REvil double-crosses ransomware affiliates using sneaky backdoor tactics
New reports confirm that the REvil ransomware-as-a-service (RaaS) operation has been scamming its affiliates out of their ransom payments. In REvil’s ransomware model, developers create the malware and maintain the underlying infrastructure, and then recruit affiliates to attack victims, dividing the proceeds between the two parties with affiliates taking the larger cut (typically 70-80%).

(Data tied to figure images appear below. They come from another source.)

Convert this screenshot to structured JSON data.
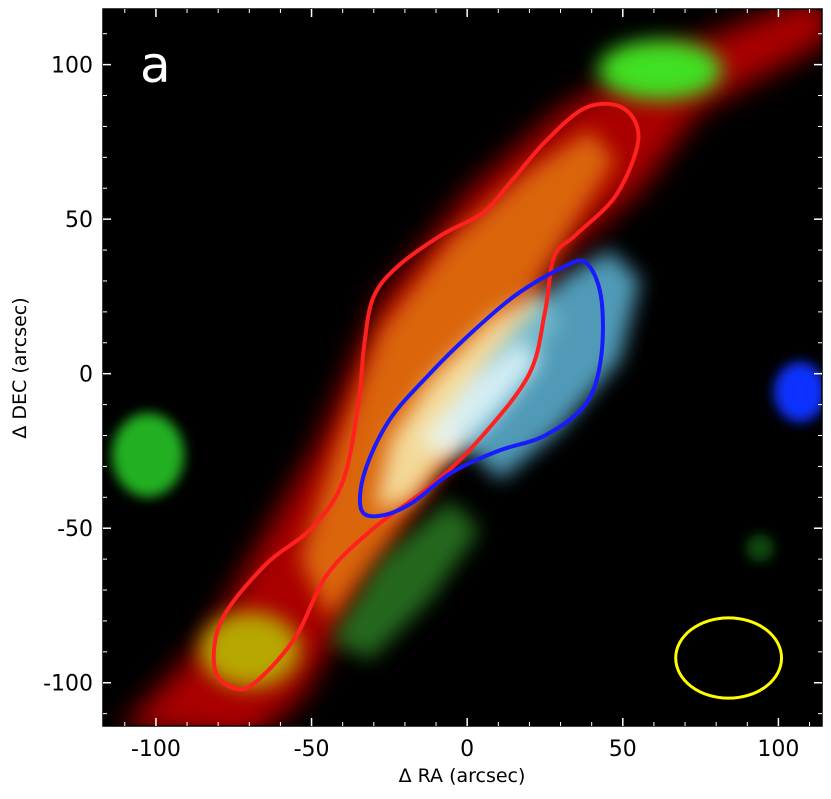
{
  "figure": {
    "panel_label": "a",
    "xlabel": "Δ RA (arcsec)",
    "ylabel": "Δ DEC (arcsec)",
    "x_ticks": [
      {
        "value": -100,
        "label": "-100"
      },
      {
        "value": -50,
        "label": "-50"
      },
      {
        "value": 0,
        "label": "0"
      },
      {
        "value": 50,
        "label": "50"
      },
      {
        "value": 100,
        "label": "100"
      }
    ],
    "y_ticks": [
      {
        "value": 100,
        "label": "100"
      },
      {
        "value": 50,
        "label": "50"
      },
      {
        "value": 0,
        "label": "0"
      },
      {
        "value": -50,
        "label": "-50"
      },
      {
        "value": -100,
        "label": "-100"
      }
    ],
    "xlim": [
      -117,
      114
    ],
    "ylim": [
      -114,
      118
    ],
    "image_type": "RGB composite map with contours",
    "contours": [
      {
        "name": "red-contour",
        "color": "#ff2020",
        "points": [
          [
            -74,
            -102
          ],
          [
            -81,
            -96
          ],
          [
            -79,
            -80
          ],
          [
            -65,
            -62
          ],
          [
            -50,
            -50
          ],
          [
            -40,
            -35
          ],
          [
            -35,
            -10
          ],
          [
            -33,
            10
          ],
          [
            -30,
            25
          ],
          [
            -22,
            35
          ],
          [
            -8,
            45
          ],
          [
            5,
            52
          ],
          [
            14,
            62
          ],
          [
            25,
            75
          ],
          [
            38,
            86
          ],
          [
            50,
            86
          ],
          [
            55,
            76
          ],
          [
            48,
            58
          ],
          [
            35,
            45
          ],
          [
            28,
            38
          ],
          [
            25,
            20
          ],
          [
            20,
            0
          ],
          [
            5,
            -20
          ],
          [
            -10,
            -35
          ],
          [
            -30,
            -50
          ],
          [
            -45,
            -65
          ],
          [
            -55,
            -85
          ],
          [
            -67,
            -99
          ]
        ]
      },
      {
        "name": "blue-contour",
        "color": "#1a1aff",
        "points": [
          [
            -28,
            -46
          ],
          [
            -34,
            -44
          ],
          [
            -33,
            -32
          ],
          [
            -25,
            -15
          ],
          [
            -12,
            0
          ],
          [
            0,
            12
          ],
          [
            15,
            25
          ],
          [
            30,
            34
          ],
          [
            38,
            36
          ],
          [
            43,
            25
          ],
          [
            43,
            5
          ],
          [
            38,
            -10
          ],
          [
            25,
            -20
          ],
          [
            10,
            -25
          ],
          [
            -5,
            -32
          ],
          [
            -18,
            -42
          ]
        ]
      }
    ],
    "beam_ellipse": {
      "color": "#ffff00",
      "ra": 84,
      "dec": -92,
      "semi_major": 17,
      "semi_minor": 13
    },
    "colors": {
      "background": "#000000",
      "frame": "#000000"
    }
  }
}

Yelisey Boguslavskiy, head of research at Advanced Intel, said that when talks reached a critical point, REvil would use a backdoor in its software to take over the chat, posing as the victim refusing to pay, and would then continue the negotiations with the victim in order to obtain the full ransom payment.. Boguslavskiy added that since at least 2020, claims of REvil’s scam have been made by various actors on underground forums.
Who watches the watchers? iOS 15 evidently
Apple released iOS 15 this week, and one of the new features in the Privacy settings is “Record App Activity.” Users can either wait a few days for the OS to generate a report in settings, or export a JSON file with the data any time. According to developer documentation, this feature will show if an app accesses the photo library, camera, microphone, contacts, the media library, location, screen sharing, and what domains an app reaches out to.